▸ Column · Feuding estates along a country lane outside Silvermoon, where rival landholders wage war by garden statuary and effigy
SYLVANAS WINDRUNNER replies.
Replied to by Sylvanas Windrunner, with a rebuttal from Arthas Menethil.
The letter
Dark Lady — I don't know who else to put this to. Last spring my neighbor across the lane, a man named Dale, set a single carved stone idol by his gatepost. For reasons I cannot defend, I answered with two larger ones flanking my own walk. He raised seven, arranged like a battle line. I panicked and hauled in a four-foot saint's effigy and a dozen painted cranes from an estate sale. Now he's erected a clattering windmill with a waving straw man, and I am awaiting delivery of a nine-foot stuffed beast I purchased from a peddler at two bells past midnight. My wife says I must stop. The village council has already sent one warning. I cannot find a way to climb down without feeling I've lost — but lost what, exactly? — STATUARY-BESIEGED ON THE LANE
Sylvanas Windrunner replies
You ask what you have lost. You lost it in April, the instant Dale set one idol by his gate and you decided your next move belonged to him. Every effigy since has been his choosing, not yours. You only paid for them. That is the comforting lie in your letter — that this is a contest you might still win. It stopped being yours to win the moment you started answering.
Mark where the power sits. Dale holds the reins because you pressed them into his hands. And do not wait on your village council; their warning will not free a man who has already enslaved himself to a stranger's whims. An authority's letter never does.
I know what it is for your will to belong to another. I clawed mine back from the thing that murdered me and tore my soul from my body — at a price you cannot imagine. You surrendered yours over garden statuary, and you may reclaim it far more cheaply than I did. Simply stop. Not in surrender — in indifference. Let Dale wave his straw man at no one. The one who acts is free; the one who only reacts is owned.
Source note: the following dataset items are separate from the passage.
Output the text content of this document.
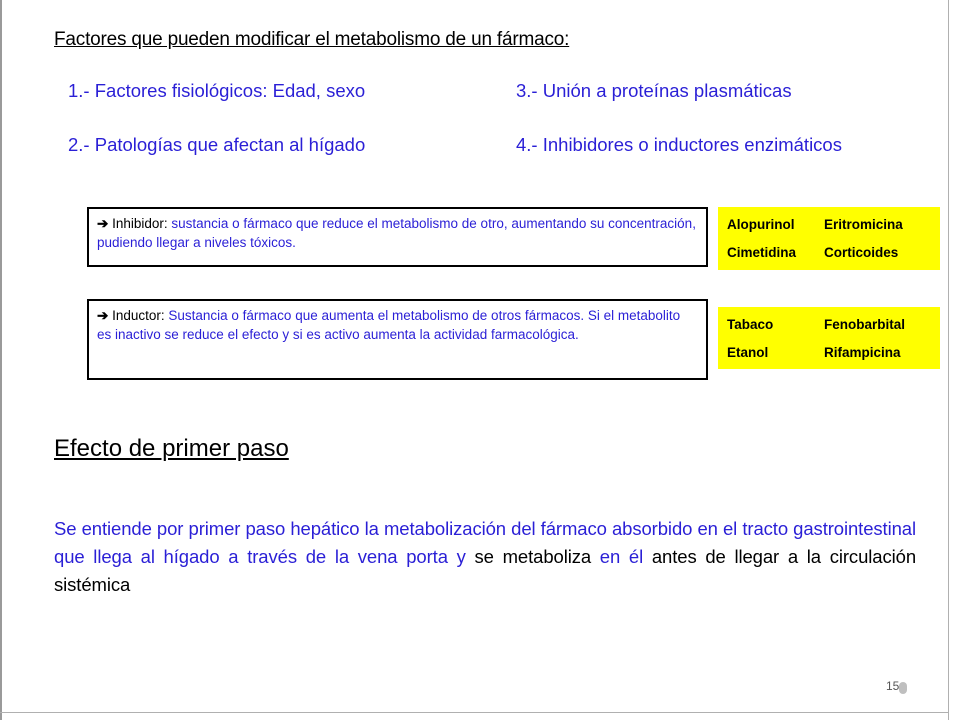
Factores que pueden modificar el metabolismo de un fármaco:
1.- Factores fisiológicos: Edad, sexo
2.- Patologías que afectan al hígado
3.- Unión a proteínas plasmáticas
4.- Inhibidores o inductores enzimáticos
➔ Inhibidor: sustancia o fármaco que reduce el metabolismo de otro, aumentando su concentración, pudiendo llegar a niveles tóxicos.
Alopurinol Eritromicina
Cimetidina Corticoides
➔ Inductor: Sustancia o fármaco que aumenta el metabolismo de otros fármacos. Si el metabolito es inactivo se reduce el efecto y si es activo aumenta la actividad farmacológica.
Tabaco	Fenobarbital
Etanol	Rifampicina
Efecto de primer paso
Se entiende por primer paso hepático la metabolización del fármaco absorbido en el tracto gastrointestinal que llega al hígado a través de la vena porta y se metaboliza en él antes de llegar a la circulación sistémica
15
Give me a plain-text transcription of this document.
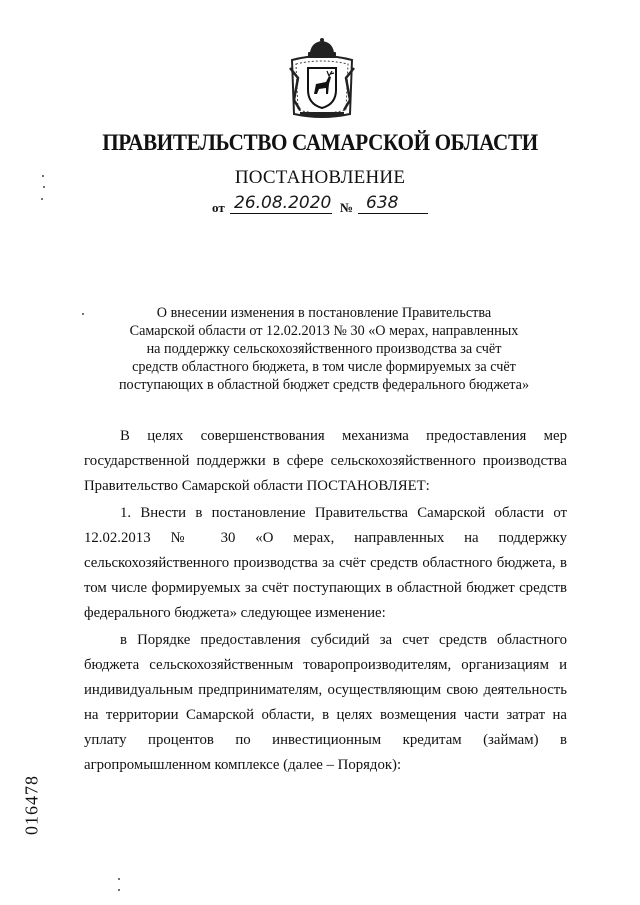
ПРАВИТЕЛЬСТВО САМАРСКОЙ ОБЛАСТИ
ПОСТАНОВЛЕНИЕ
от 26.08.2020 № 638
О внесении изменения в постановление Правительства
Самарской области от 12.02.2013 № 30 «О мерах, направленных
на поддержку сельскохозяйственного производства за счёт
средств областного бюджета, в том числе формируемых за счёт
поступающих в областной бюджет средств федерального бюджета»

В целях совершенствования механизма предоставления мер государственной поддержки в сфере сельскохозяйственного производства Правительство Самарской области ПОСТАНОВЛЯЕТ:

1. Внести в постановление Правительства Самарской области от 12.02.2013 № 30 «О мерах, направленных на поддержку сельскохозяйственного производства за счёт средств областного бюджета, в том числе формируемых за счёт поступающих в областной бюджет средств федерального бюджета» следующее изменение:

в Порядке предоставления субсидий за счет средств областного бюджета сельскохозяйственным товаропроизводителям, организациям и индивидуальным предпринимателям, осуществляющим свою деятельность на территории Самарской области, в целях возмещения части затрат на уплату процентов по инвестиционным кредитам (займам) в агропромышленном комплексе (далее – Порядок):

016478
Your wife has earned a hearing your council has not. She is telling you that you are no longer yourself. Believe her, and cancel the beast.
— Sylvanas Windrunner
Arthas Menethil weighs in
Sylvanas tells you to seize your will back. I will tell you the colder thing: notice how reasonable each idol felt. Two to answer one. A saint and twelve cranes to answer seven. A nine-foot beast bought at midnight. I escalated precisely so — every step duty, every step the only possible response — until there was nothing left of the prince who began it. Uther tried to warn me; I named it weakness and walked past him. You have a wife in your own house saying stop, and a council you are already waving off. The danger was never Dale. It was your certainty that you could not lose and remain yourself. I silenced that warning voice. Heed yours.